Anne Phelan is currently appearing on Seven’s Winners and Losers.

"I am honoured to have been asked to be part of Alzheimer’s Australia Vic’s Ambassador Program.

"Having experienced dementia in my family and through caring for friends I know it is vital to promote a better understanding of dementia in the community.

"Alzheimer’s Australia Vic supports people living with dementia and the carers, for both, it is important that this service is available," Anne said.

Denis Walter was one of the first celebrities to sign up to be a Dementia Champion for the launch of the Alzheimer’s Australia Fight Dementia Campaign in 2011.

"It is imperative that awareness of the disease is raised in the community.

"Dementia can not only affect the elderly, it can also strike the young. As the people with dementia are affected, so are their loved ones and family.

"It's critical we fund vital research for a cure, but we also need to raise awareness about this life limiting disease, ensuring a growing number of Australians with the illness, and their families, receive the best possible treatment and support," Denis said.

Graeme Samuel AC was appointed Chair at Alzheimer’s Australia Vic in June 2013. He and his family have had a long association supporting the charity.

"My mother had dementia so I am all too aware of the impact it has not only on the person with dementia, but also on those close to them.

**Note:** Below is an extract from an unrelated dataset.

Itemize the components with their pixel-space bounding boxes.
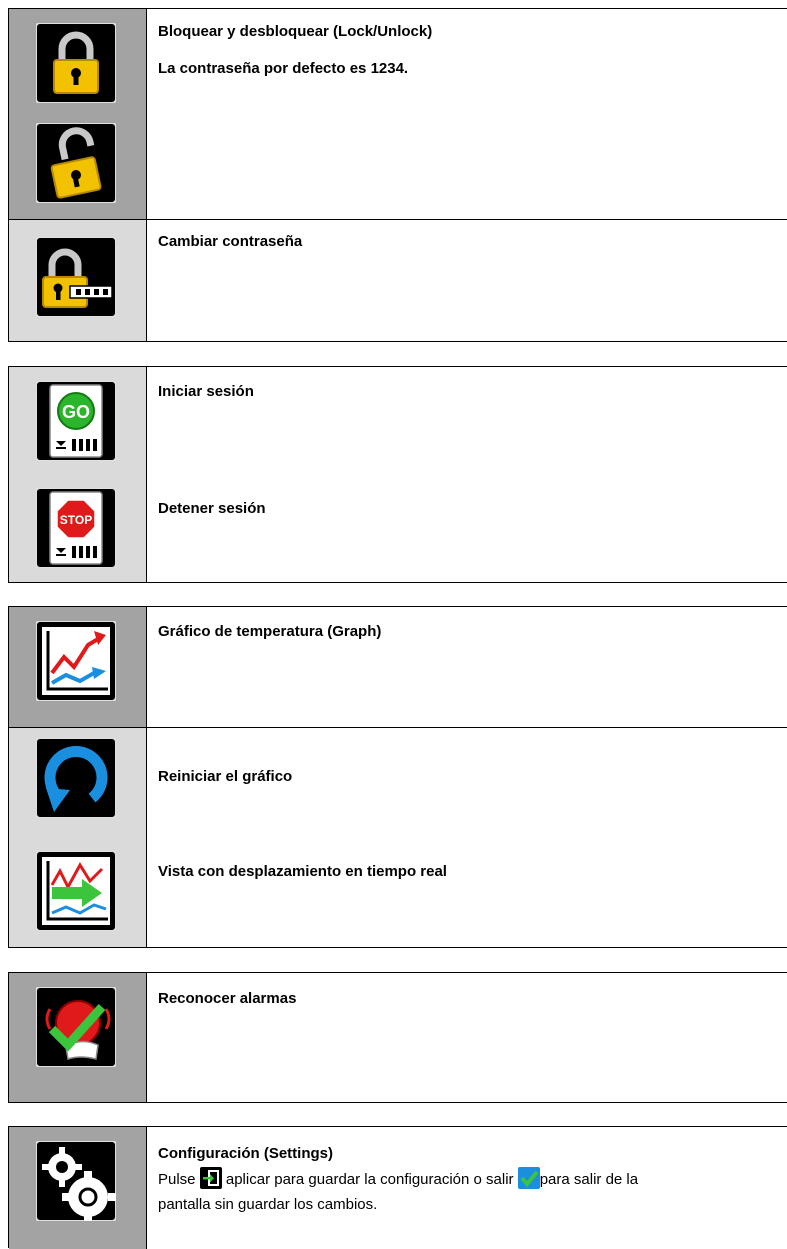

"It is important for people to know where to go to get help. No one has to walk the journey Alone," Mr Samuel said, speaking on behalf of Alzheimer’s Australia Vic’s Ms Allison and Assoc Prof Woodward.

Sam Mitchell, Terence Donovan and Graeme Samuel will step out in their role at the annual Alzheimer’s Australia Vic A Night To Remember charity dinner on Saturday, 17 May at the RACV City Club, Melbourne.